VAZnews.com Menteri Hak Asasi Manusia (HAM), Natalius Pigai, membela kuat program Makan Bergizi Gratis (MBG) dan sejumlah program kerakyatan lain sebagai bagian dari pemenuhan hak dasar rakyat. Pigai menilai pihak-pihak yang ingin menghapus atau meniadakan program tersebut bukan sekadar memberi kritik kebijakan, melainkan berseberangan dengan prinsip HAM itu sendiri.

Pernyataan itu disampaikan Natalius Pigai dalam jumpa pers yang digelar di Kantor Kementerian HAM, Jakarta, pada Jumat (20/2/2026), merespons kritik keras yang diterima sebuah program prioritas pemerintah belakangan ini.

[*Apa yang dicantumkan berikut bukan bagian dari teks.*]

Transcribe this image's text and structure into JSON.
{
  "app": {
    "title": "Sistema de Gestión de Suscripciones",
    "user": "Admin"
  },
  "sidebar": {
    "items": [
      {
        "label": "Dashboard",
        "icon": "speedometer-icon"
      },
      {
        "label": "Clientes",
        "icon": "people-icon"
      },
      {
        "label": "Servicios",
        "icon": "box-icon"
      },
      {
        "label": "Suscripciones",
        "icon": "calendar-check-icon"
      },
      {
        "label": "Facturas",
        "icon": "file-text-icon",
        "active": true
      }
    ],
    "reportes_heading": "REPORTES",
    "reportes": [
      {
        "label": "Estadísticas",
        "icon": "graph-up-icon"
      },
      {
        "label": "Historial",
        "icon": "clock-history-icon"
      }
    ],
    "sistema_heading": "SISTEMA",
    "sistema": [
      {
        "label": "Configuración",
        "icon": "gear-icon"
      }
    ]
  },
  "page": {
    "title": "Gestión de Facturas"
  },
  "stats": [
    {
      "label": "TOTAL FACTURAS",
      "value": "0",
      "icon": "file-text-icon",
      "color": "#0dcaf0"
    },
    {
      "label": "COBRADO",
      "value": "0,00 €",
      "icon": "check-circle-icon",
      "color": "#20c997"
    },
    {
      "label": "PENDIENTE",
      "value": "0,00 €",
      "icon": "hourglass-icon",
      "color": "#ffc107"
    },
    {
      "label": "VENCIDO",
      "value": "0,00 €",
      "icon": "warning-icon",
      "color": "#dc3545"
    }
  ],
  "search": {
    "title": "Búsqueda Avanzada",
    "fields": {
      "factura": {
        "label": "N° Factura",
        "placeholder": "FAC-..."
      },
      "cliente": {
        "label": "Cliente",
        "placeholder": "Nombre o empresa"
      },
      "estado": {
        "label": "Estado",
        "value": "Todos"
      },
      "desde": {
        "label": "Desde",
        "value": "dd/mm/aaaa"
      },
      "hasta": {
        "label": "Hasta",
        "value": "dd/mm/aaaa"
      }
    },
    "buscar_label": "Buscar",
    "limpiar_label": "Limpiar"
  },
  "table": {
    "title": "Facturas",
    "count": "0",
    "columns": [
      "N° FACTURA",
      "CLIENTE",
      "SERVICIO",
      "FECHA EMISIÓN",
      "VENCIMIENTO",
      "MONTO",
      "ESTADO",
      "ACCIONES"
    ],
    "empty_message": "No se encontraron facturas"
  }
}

Menurut Pigai, program-program seperti Makan Bergizi Gratis (MBG), cek kesehatan gratis, pendidikan gratis melalui Sekolah Rakyat, hingga program koperasi dan pembangunan kampung nelayan bukan sekadar kebijakan sosial biasa. Ia menegaskan rangkaian inisiatif tersebut merupakan instrumen negara untuk menjalankan kewajiban menjamin hak hidup, sandang, dan pangan warga negara.

“Satu poin yang perlu tahu bahwa orang yang mau meniadakan makan bergizi gratis dan lain-lain adalah orang yang menentang hak asasi manusia,” ujar Pigai pada jumpa pers.

Menurutnya, program-program ini sejalan dengan prinsip dasar HAM dan penting untuk meningkatkan kesejahteraan masyarakat luas, terutama kelompok rentan seperti anak-anak dan keluarga berpenghasilan rendah.

Respons Terhadap Kritik Mahasiswa UGM

Pernyataan keras Pigai muncul sebagai respon terhadap kritik yang disampaikan oleh Ketua Badan Eksekutif Mahasiswa (BEM) Universitas Gadjah Mada (UGM), Tiyo Ardianto. Tiyo, melalui sebuah surat resmi kepada United Nations International Children’s Emergency Fund (UNICEF), menyoroti pembiayaan dan prioritas anggaran program MBG.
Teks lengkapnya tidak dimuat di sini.